SOCCER SCOUTING DASHBOARD¶

Project Overview¶

This project presents a simple yet insightful streamlit application that processes and presents analysed soccer player data.

Problem Statement¶

Presented with raw data, the challenge was to wrangle and process the data to make it simpler to understand for technical soccer audiences..

Data and Methods¶

The data used in this project is from wyscout and the tournament is the CAF Champions League 2022/2023, Africa’s top club competition. The data was cleaned and processed using jupyter notebooks.

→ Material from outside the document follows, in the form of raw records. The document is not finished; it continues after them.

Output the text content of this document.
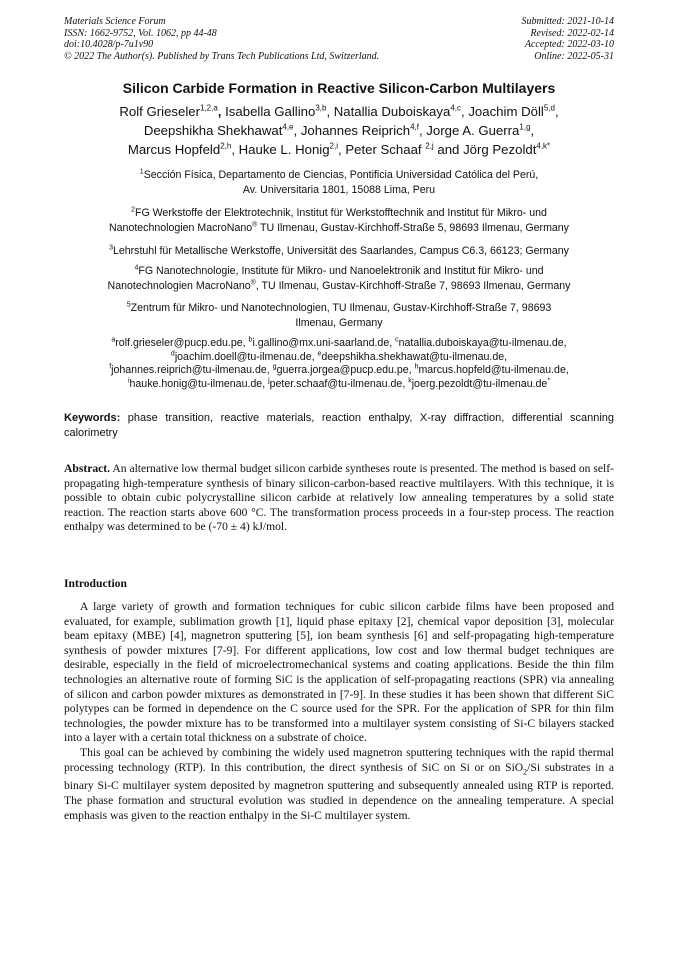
Materials Science Forum
ISSN: 1662-9752, Vol. 1062, pp 44-48
doi:10.4028/p-7u1v90
© 2022 The Author(s). Published by Trans Tech Publications Ltd, Switzerland.
Submitted: 2021-10-14
Revised: 2022-02-14
Accepted: 2022-03-10
Online: 2022-05-31
Silicon Carbide Formation in Reactive Silicon-Carbon Multilayers
Rolf Grieseler$^{1,2,a}$, Isabella Gallino$^{3,b}$, Natallia Duboiskaya$^{4,c}$, Joachim Döll$^{5,d}$,
Deepshikha Shekhawat$^{4,e}$, Johannes Reiprich$^{4,f}$, Jorge A. Guerra$^{1,g}$,
Marcus Hopfeld$^{2,h}$, Hauke L. Honig$^{2,i}$, Peter Schaaf $^{2,j}$ and Jörg Pezoldt$^{4,k*}$
$^1$Sección Física, Departamento de Ciencias, Pontificia Universidad Católica del Perú,
Av. Universitaria 1801, 15088 Lima, Peru
$^2$FG Werkstoffe der Elektrotechnik, Institut für Werkstofftechnik and Institut für Mikro- und
Nanotechnologien MacroNano® TU Ilmenau, Gustav-Kirchhoff-Straße 5, 98693 Ilmenau, Germany
$^3$Lehrstuhl für Metallische Werkstoffe, Universität des Saarlandes, Campus C6.3, 66123; Germany
$^4$FG Nanotechnologie, Institute für Mikro- und Nanoelektronik and Institut für Mikro- und
Nanotechnologien MacroNano®, TU Ilmenau, Gustav-Kirchhoff-Straße 7, 98693 Ilmenau, Germany
$^5$Zentrum für Mikro- und Nanotechnologien, TU Ilmenau, Gustav-Kirchhoff-Straße 7, 98693
Ilmenau, Germany
$^a$rolf.grieseler@pucp.edu.pe, $^b$i.gallino@mx.uni-saarland.de, $^c$natallia.duboiskaya@tu-ilmenau.de,
$^d$joachim.doell@tu-ilmenau.de, $^e$deepshikha.shekhawat@tu-ilmenau.de,
$^f$johannes.reiprich@tu-ilmenau.de, $^g$guerra.jorgea@pucp.edu.pe, $^h$marcus.hopfeld@tu-ilmenau.de,
$^i$hauke.honig@tu-ilmenau.de, $^j$peter.schaaf@tu-ilmenau.de, $^k$joerg.pezoldt@tu-ilmenau.de*
Keywords: phase transition, reactive materials, reaction enthalpy, X-ray diffraction, differential scanning calorimetry
Abstract. An alternative low thermal budget silicon carbide syntheses route is presented. The method is based on self-propagating high-temperature synthesis of binary silicon-carbon-based reactive multilayers. With this technique, it is possible to obtain cubic polycrystalline silicon carbide at relatively low annealing temperatures by a solid state reaction. The reaction starts above 600 °C. The transformation process proceeds in a four-step process. The reaction enthalpy was determined to be (-70 ± 4) kJ/mol.
Introduction

A large variety of growth and formation techniques for cubic silicon carbide films have been proposed and evaluated, for example, sublimation growth [1], liquid phase epitaxy [2], chemical vapor deposition [3], molecular beam epitaxy (MBE) [4], magnetron sputtering [5], ion beam synthesis [6] and self-propagating high-temperature synthesis of powder mixtures [7-9]. For different applications, low cost and low thermal budget techniques are desirable, especially in the field of microelectromechanical systems and coating applications. Beside the thin film technologies an alternative route of forming SiC is the application of self-propagating reactions (SPR) via annealing of silicon and carbon powder mixtures as demonstrated in [7-9]. In these studies it has been shown that different SiC polytypes can be formed in dependence on the C source used for the SPR. For the application of SPR for thin film technologies, the powder mixture has to be transformed into a multilayer system consisting of Si-C bilayers stacked into a layer with a certain total thickness on a substrate of choice.

This goal can be achieved by combining the widely used magnetron sputtering techniques with the rapid thermal processing technology (RTP). In this contribution, the direct synthesis of SiC on Si or on SiO$_2$/Si substrates in a binary Si-C multilayer system deposited by magnetron sputtering and subsequently annealed using RTP is reported. The phase formation and structural evolution was studied in dependence on the annealing temperature. A special emphasis was given to the reaction enthalpy in the Si-C multilayer system.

Some methodologies included:

  • Data Cleaning to filter players to meet a criteria/threshold on minutes played

  • Feature engineering to create new variables like xG/Shot

  • Modelling was done by standardising numerical variables to a value between 0 and 1

  • More modelling was also done by weighting different features to create composite score attributes like passing, dribbling, ball playing, creativity, among defence among others

Results and Insights¶

You can visit the app page where it is hosted to see it in action, or visit the github repository to see its code:

  • The app site is below.

    wyscout-dashboard

  • A Tableau Dashboard for this project is below

    tableau-dashboard

  • The github repository is below

    Github repository

  • The code to process the raw wyscout data and creates a csv to be used by the app is as below

In [ ]:
import os
import pandas as pd
from sklearn.preprocessing import MinMaxScaler
In [ ]:
# Determine the directory of the notebook file
path_dir = os.path.dirname(os.path.abspath('__file__'))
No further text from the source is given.